Nachdem das mediale Interesse an Corona etwas nachgelassen hat, beherrschen nun zwei Themen die Nachrichten: der Krieg in der Ukraine und Nord Stream 2. Zwischen beiden gibt es einen Zusammenhang: vor Kriegsbeginn wurde Nord Stream 2 von der Bundesregierung und der Landesregierung unterstützt, danach nicht mehr. Alle guten Gründe, Nord Stream 2 zu fördern, zählen nicht mehr. Es geht jetzt nur noch darum, dem bösen Putin und den Russen Schaden zuzufügen. Die Befürworter von Nord Stream 2, vor allem aus der CDU, wollen sich nun an nichts mehr erinnern. Frau Schwesig rudert heftig zurück. Die Stiftung, die auch gegründet wurde, um den Bau von Nord Stream 2 zu Ende zu bringen, nachdem sich die Amerikaner in eklatanter Art und Weise eingemischt hatten, soll nun unbedingt aufgelöst werden. Alle Verbindungen nach Russland sind plötzlich suspekt. Die Russlandphobie erfasst auch die Kultur: ein russischer Stardirigent wird gefeuert, Tschaikowski wird vom Spielplan genommen.
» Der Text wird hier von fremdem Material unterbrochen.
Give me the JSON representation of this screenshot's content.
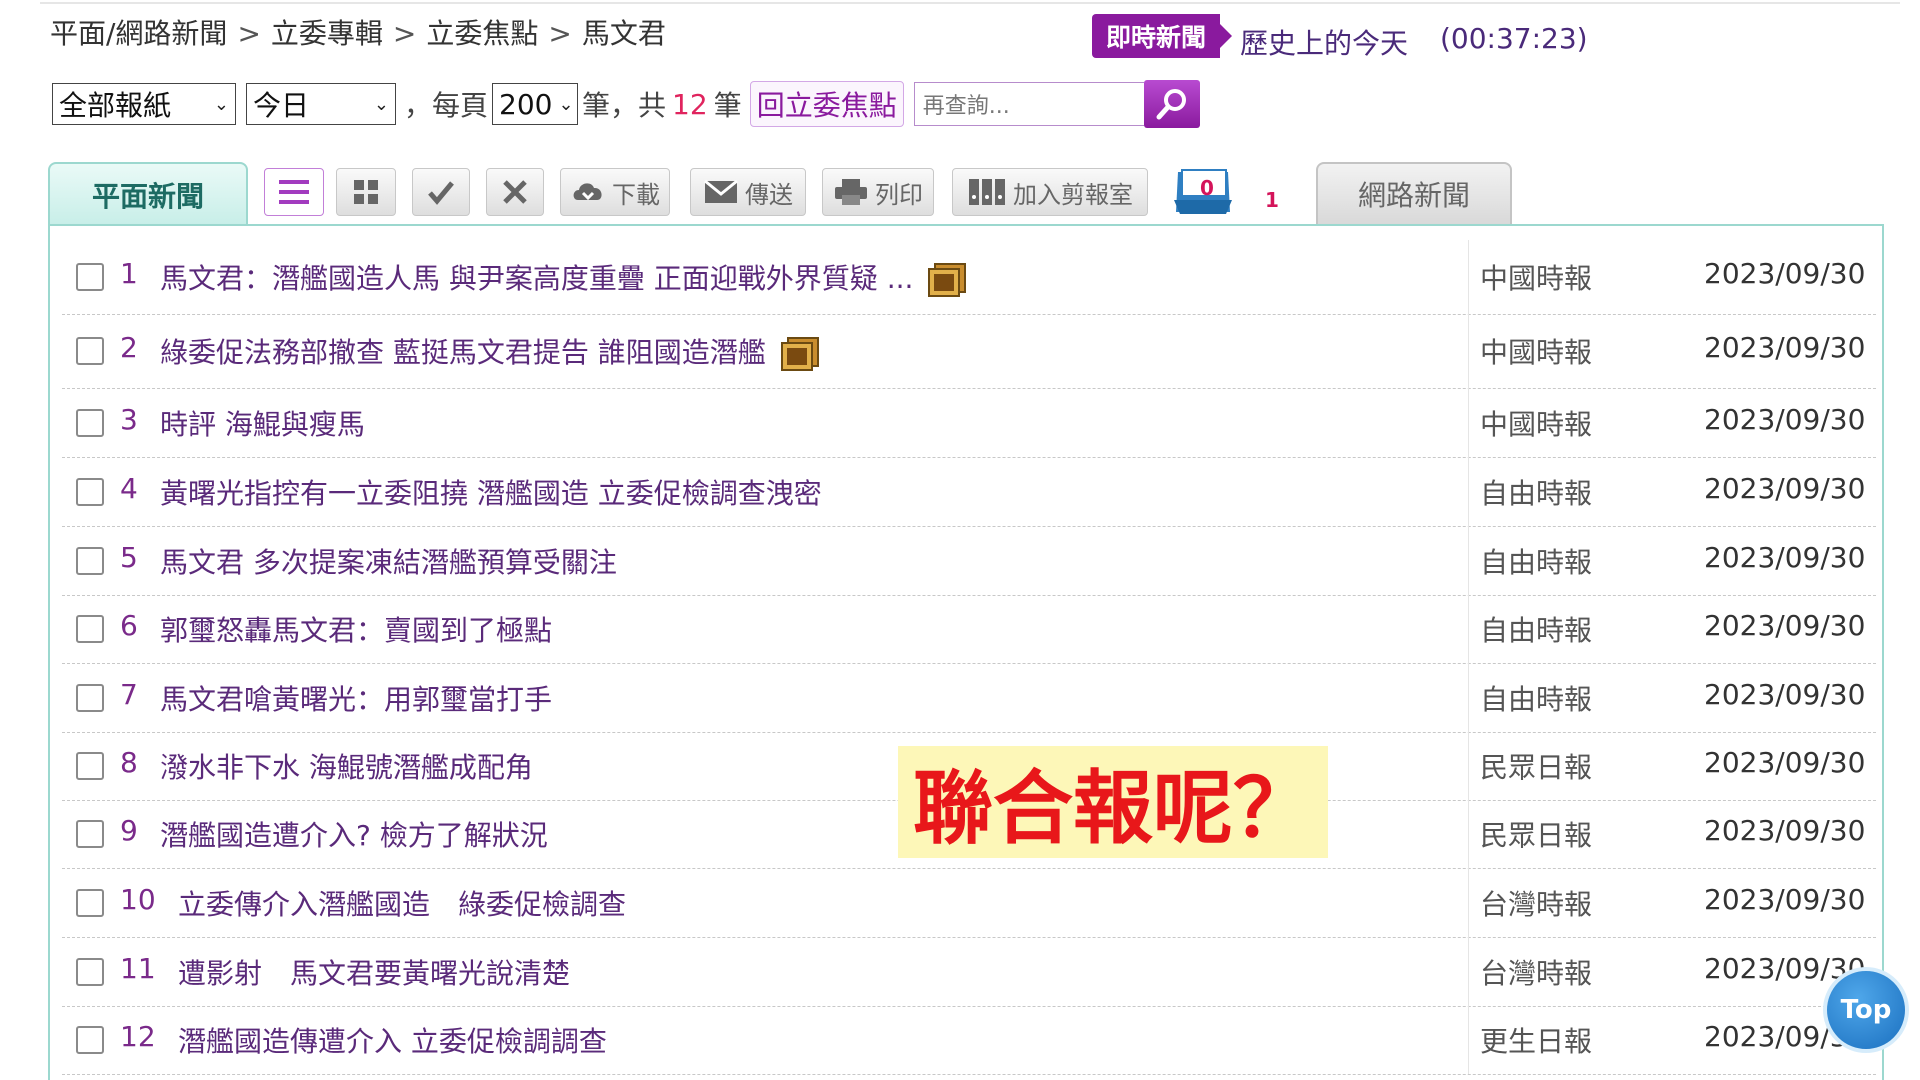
{
  "breadcrumb": {
    "items": [
      "平面/網路新聞",
      "立委專輯",
      "立委焦點",
      "馬文君"
    ],
    "separator": ">"
  },
  "header": {
    "realtime_label": "即時新聞",
    "history_label": "歷史上的今天",
    "clock": "(00:37:23)"
  },
  "filters": {
    "paper_select": "全部報紙",
    "day_select": "今日",
    "per_page_prefix": "，每頁",
    "per_page_value": "200",
    "per_page_unit": "筆，共",
    "total_count": "12",
    "total_unit": "筆",
    "back_button": "回立委焦點",
    "search_placeholder": "再查詢..."
  },
  "tabs": {
    "print_news": "平面新聞",
    "web_news": "網路新聞"
  },
  "toolbar": {
    "download": "下載",
    "send": "傳送",
    "print": "列印",
    "clip": "加入剪報室",
    "cart_count": "0",
    "cart_badge": "1"
  },
  "news": [
    {
      "no": "1",
      "title": "馬文君：潛艦國造人馬 與尹案高度重疊 正面迎戰外界質疑 ...",
      "paper": "中國時報",
      "date": "2023/09/30",
      "photo": true
    },
    {
      "no": "2",
      "title": "綠委促法務部撤查 藍挺馬文君提告 誰阻國造潛艦",
      "paper": "中國時報",
      "date": "2023/09/30",
      "photo": true
    },
    {
      "no": "3",
      "title": "時評 海鯤與瘦馬",
      "paper": "中國時報",
      "date": "2023/09/30",
      "photo": false
    },
    {
      "no": "4",
      "title": "黃曙光指控有一立委阻撓 潛艦國造 立委促檢調查洩密",
      "paper": "自由時報",
      "date": "2023/09/30",
      "photo": false
    },
    {
      "no": "5",
      "title": "馬文君 多次提案凍結潛艦預算受關注",
      "paper": "自由時報",
      "date": "2023/09/30",
      "photo": false
    },
    {
      "no": "6",
      "title": "郭璽怒轟馬文君：賣國到了極點",
      "paper": "自由時報",
      "date": "2023/09/30",
      "photo": false
    },
    {
      "no": "7",
      "title": "馬文君嗆黃曙光：用郭璽當打手",
      "paper": "自由時報",
      "date": "2023/09/30",
      "photo": false
    },
    {
      "no": "8",
      "title": "潑水非下水 海鯤號潛艦成配角",
      "paper": "民眾日報",
      "date": "2023/09/30",
      "photo": false
    },
    {
      "no": "9",
      "title": "潛艦國造遭介入? 檢方了解狀況",
      "paper": "民眾日報",
      "date": "2023/09/30",
      "photo": false
    },
    {
      "no": "10",
      "title": "立委傳介入潛艦國造　綠委促檢調查",
      "paper": "台灣時報",
      "date": "2023/09/30",
      "photo": false
    },
    {
      "no": "11",
      "title": "遭影射　馬文君要黃曙光說清楚",
      "paper": "台灣時報",
      "date": "2023/09/30",
      "photo": false
    },
    {
      "no": "12",
      "title": "潛艦國造傳遭介入 立委促檢調調查",
      "paper": "更生日報",
      "date": "2023/09/30",
      "photo": false
    }
  ],
  "overlay_text": "聯合報呢？",
  "top_button": "Top",
  "colors": {
    "brand_purple": "#8a1a9e",
    "accent_pink": "#e0245e",
    "tab_teal": "#9cd8cf",
    "overlay_red": "#e8171a",
    "overlay_bg": "#fdf7b8"
  }
}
Im Ersten thematisiert der abendliche Tatort am letzten Sonntag die Russen-Mafia (wer will da noch an einen Zufall glauben). Der Radiosender NDR Radio MV stellt einen Podcast unter dem Titel „Akte Nord Stream 2 – Gas Geld Geheimnisse“ zur Verfügung, vermutlich soll hier geklärt werden, wie weit sich Frau Schwesig mit Herrn Putin eingelassen hat. Wer sich an der Dämonisierung Putins nicht beteiligt, gerät in Verdacht, ein Putin-Versteher und Russenfreund zu sein. Alle Bemühungen um ein gutes Verhältnis zu Russland erscheinen plötzlich in einem anderen Licht.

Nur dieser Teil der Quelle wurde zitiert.